Sermons

The Healing Of Bartimaeus

(By Fr. Dexter Brereton)

The healing of the Blind man Bartimaeus is one of my favourite bible stories not just because of the audacity of Bartimaeus himself but because of what that healing must have meant for him on a personal level. You see Bartimaeus begins the story as a person who has lost his “agency” – his power to act on his own behalf. The story begins by describing him as follows: “As Jesus left Jericho with his disciples and a large crowd, Bartimaeus (that is, the son of Timaeus) a blind beggar, was sitting at the side of the road.” There are many people today whom the misfortunes of life has left “sitting at the side of the road” – people who have been laid off, persons who have not been able to work because of a terrible illness, men or women who are crippled by the fear brought on by an abusive relationship, people who see themselves as not being worthy of respect or even love.

His healing is largely effected by his own act of rebellion and later, by the words of Jesus. There is an interesting exchange between Bartimaeus and the people around him: “When he heard that it was Jesus of Nazareth, he began to shout and to say, ‘Son of David, Jesus, have pity on me.’ And many of them scolded him and told him to keep quiet, but he only shouted all the louder…”

The various persons today who have lost their agency, those who have been left sitting at the side of the road, must overcome serious obstacles in order to emerge out of the situation in which they are trapped and helpless. These obstacles are like the voices which ‘scold them and tell them to keep quiet.’ For example, people may be badly treated in some store, they may have bought faulty merchandise or been denied some service and the management refuses to listen, a friend of mine once had his daughter work for a business place and at the end of three weeks, they refused to pay the young woman. Every once in a while, however, people manage to rebel against the situation that oppresses them and resist the crowd ‘shouting all the louder…Son of David, Jesus, have pity on me!’
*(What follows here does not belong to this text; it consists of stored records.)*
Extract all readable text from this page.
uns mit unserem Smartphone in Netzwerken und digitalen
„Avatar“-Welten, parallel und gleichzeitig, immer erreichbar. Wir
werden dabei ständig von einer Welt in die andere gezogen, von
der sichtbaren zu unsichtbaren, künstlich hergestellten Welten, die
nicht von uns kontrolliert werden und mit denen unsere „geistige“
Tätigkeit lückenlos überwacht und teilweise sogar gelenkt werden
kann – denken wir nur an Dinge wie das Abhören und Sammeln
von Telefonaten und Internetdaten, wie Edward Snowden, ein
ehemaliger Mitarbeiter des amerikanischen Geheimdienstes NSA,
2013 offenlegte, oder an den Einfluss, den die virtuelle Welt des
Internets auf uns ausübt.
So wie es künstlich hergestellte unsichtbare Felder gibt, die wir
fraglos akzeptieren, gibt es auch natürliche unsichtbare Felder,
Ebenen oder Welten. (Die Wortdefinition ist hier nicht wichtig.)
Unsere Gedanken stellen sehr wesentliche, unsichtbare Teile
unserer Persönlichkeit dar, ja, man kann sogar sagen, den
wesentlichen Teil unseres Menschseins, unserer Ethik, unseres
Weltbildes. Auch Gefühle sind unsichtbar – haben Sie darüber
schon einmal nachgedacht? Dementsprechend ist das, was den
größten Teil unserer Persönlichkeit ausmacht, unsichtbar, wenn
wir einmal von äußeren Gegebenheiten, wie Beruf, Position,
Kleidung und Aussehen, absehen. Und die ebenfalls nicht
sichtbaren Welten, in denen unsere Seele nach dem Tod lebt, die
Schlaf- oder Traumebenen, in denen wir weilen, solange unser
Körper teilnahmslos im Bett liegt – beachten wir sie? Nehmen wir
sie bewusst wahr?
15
Going back to my earlier examples, the voices may come from the norms of the society itself. In Caribbean society it is not considered socially acceptable to ‘make a scene’ in public. Most people would be too ashamed. In Trinidad, with its slavery past, this would be labeled ‘ol’ nigger behaviour’. Yet, the rude, impolite people that ‘made noise’ like Bartimaeus, are precisely the ones who create social advances for society. We think here of Trade unionists – people like the late T.U.B. Butler or before him social activists like Captain Arthur Andrew Cipriani, who refused to accept that West Indians, labourers, were created simply to be ‘hewers of wood and drawers of water.’ These were the people who began the modern Trade Union movement or the independence movement here in Trinidad.

Here is a story of my own where I had to struggle with those voices that told me to ‘keep quiet’ and to ‘behave myself’. I had just moved from the countryside to the capital in Haiti and I was invited by a senior confrere of mine to go to a dance recital somewhere in Port-au-Prince. When we got there, we discovered that too many tickets had been sold. My confrere was offered one of the few remaining seats while I was ushered to sit on the ground. I immediately left the theatre and returned home and soon as I got there penned a letter to the producers in French and in Creole demanding my money back. It was a socially risky move for me – especially as a foreigner and a young priest, but I was quite upset by the incident. Well, my superior, instead of scolding me, congratulated me for standing up for myself. Not only did the producer refund my money but he paid me “three times” the price of an admission ticket! For me this was an important occasion, when I discovered my own ‘agency’, when I refused to be cowed by those voices telling me to be polite and submissive.